With tracks from a cross-section of the Memphis scene, Makeshift #3 sounds joyously eclectic. Mouserocket, Vending Machine, and Andy Grooms each contributed dreamy, low-fi numbers, while Wet Labia, The Oscars, and The Final Solutions play primal punk-rock songs that clock in under two minutes apiece. Branan weighs in with the sunny “She’s My Rock’n’Roll,” and the Reigning Sound deliver a harsh “We Repel Each Other.” Then there’s [regular Flyer contributor] Andy Earles’ “You’re Harshing My Trip,” one of the funniest prank phone calls committed to tape.
“People might pick up this CD because it has the Reigning Sound or Cory on it — because they’re known, their contributions add substance and keep people listening,” Postlethwaite says. “There’s a correlation between the music being good and the band having a name, of course. But the CD also works for bands that aren’t as big. It makes a great promotional tool for them. The fact that the Oscars and Cory Branan are on the same album is really amazing.”

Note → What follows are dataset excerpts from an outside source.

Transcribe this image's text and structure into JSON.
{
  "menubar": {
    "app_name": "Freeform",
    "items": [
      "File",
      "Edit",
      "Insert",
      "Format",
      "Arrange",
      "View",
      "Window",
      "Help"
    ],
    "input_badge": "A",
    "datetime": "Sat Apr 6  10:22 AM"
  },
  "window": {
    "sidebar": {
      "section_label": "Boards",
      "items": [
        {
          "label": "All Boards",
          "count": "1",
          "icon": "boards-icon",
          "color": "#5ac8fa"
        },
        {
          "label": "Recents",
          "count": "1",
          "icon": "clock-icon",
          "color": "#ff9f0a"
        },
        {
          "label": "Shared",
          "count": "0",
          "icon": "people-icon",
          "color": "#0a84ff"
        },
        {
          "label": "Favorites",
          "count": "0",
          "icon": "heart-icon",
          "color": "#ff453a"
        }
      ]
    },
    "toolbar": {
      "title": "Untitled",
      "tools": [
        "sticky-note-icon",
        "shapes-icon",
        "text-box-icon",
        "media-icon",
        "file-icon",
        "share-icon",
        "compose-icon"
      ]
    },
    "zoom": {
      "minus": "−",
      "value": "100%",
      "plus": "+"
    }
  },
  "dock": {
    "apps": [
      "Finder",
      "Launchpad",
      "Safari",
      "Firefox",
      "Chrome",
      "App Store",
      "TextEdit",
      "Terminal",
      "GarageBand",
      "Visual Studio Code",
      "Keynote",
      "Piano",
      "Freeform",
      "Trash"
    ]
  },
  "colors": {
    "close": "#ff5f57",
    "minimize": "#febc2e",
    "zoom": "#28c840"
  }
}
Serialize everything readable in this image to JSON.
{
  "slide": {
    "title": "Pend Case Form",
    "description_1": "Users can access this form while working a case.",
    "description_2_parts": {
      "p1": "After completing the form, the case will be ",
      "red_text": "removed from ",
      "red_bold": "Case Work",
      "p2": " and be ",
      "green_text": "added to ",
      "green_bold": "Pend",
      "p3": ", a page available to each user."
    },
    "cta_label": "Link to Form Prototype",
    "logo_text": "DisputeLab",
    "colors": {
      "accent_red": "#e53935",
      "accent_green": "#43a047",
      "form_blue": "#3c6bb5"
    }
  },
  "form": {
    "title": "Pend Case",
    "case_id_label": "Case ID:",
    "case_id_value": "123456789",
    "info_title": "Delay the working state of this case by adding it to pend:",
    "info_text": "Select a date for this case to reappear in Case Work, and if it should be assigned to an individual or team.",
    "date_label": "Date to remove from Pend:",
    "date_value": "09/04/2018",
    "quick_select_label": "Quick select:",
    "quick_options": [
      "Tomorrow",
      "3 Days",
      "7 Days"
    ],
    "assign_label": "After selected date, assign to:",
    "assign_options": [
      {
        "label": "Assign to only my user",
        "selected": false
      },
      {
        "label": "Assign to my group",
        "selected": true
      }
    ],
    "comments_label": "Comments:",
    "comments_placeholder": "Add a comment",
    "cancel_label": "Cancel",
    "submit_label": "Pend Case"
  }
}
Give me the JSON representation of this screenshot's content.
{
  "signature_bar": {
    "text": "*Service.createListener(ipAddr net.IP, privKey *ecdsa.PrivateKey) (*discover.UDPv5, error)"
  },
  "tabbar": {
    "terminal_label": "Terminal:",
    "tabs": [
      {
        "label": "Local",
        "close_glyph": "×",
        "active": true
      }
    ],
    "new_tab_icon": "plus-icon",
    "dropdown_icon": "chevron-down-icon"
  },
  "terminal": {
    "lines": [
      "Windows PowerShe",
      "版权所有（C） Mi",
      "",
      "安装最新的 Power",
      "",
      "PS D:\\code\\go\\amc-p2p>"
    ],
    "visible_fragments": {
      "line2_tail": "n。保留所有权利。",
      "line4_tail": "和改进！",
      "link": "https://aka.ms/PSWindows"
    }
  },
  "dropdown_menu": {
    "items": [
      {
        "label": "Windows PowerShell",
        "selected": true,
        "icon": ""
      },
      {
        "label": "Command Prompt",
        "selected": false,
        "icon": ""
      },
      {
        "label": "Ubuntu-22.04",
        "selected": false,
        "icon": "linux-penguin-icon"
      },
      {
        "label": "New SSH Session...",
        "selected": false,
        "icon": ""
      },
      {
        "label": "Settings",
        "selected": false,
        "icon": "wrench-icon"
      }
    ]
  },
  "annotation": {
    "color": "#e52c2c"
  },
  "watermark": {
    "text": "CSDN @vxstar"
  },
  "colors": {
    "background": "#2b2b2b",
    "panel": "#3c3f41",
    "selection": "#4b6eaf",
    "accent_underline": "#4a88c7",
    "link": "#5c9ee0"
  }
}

While most of the music on Makeshift Records could hardly be considered traditional Memphis music, Postlethwaite can’t imagine the label existing anywhere else. “Brandon [Robertson, Snowglobe’s bassist] and I moved to Athens, Georgia, a few years ago, because we were really into the music coming out of the Elephant Six collective,” he says. “Then it hit me. All of those people grew up together, and here we were trying to be a part of their scene. That didn’t make any sense. We needed to come back to Memphis and do our thing here.”
Makeshift #3 isn’t the only project Postlethwaite has simmering on the fire. He and his Snowglobe bandmates Tim Regan, Jeff Hulett, and Brandon Robertson have recorded 18 new songs at Memphis Soundworks for an album due out by spring. “We hope to shave it down to 12 songs,” he says, adding that he’s not sure whether or not his own label will release it. “There are some other labels interested in us, but I’m not gonna even think about it right now,” Postlethwaite says.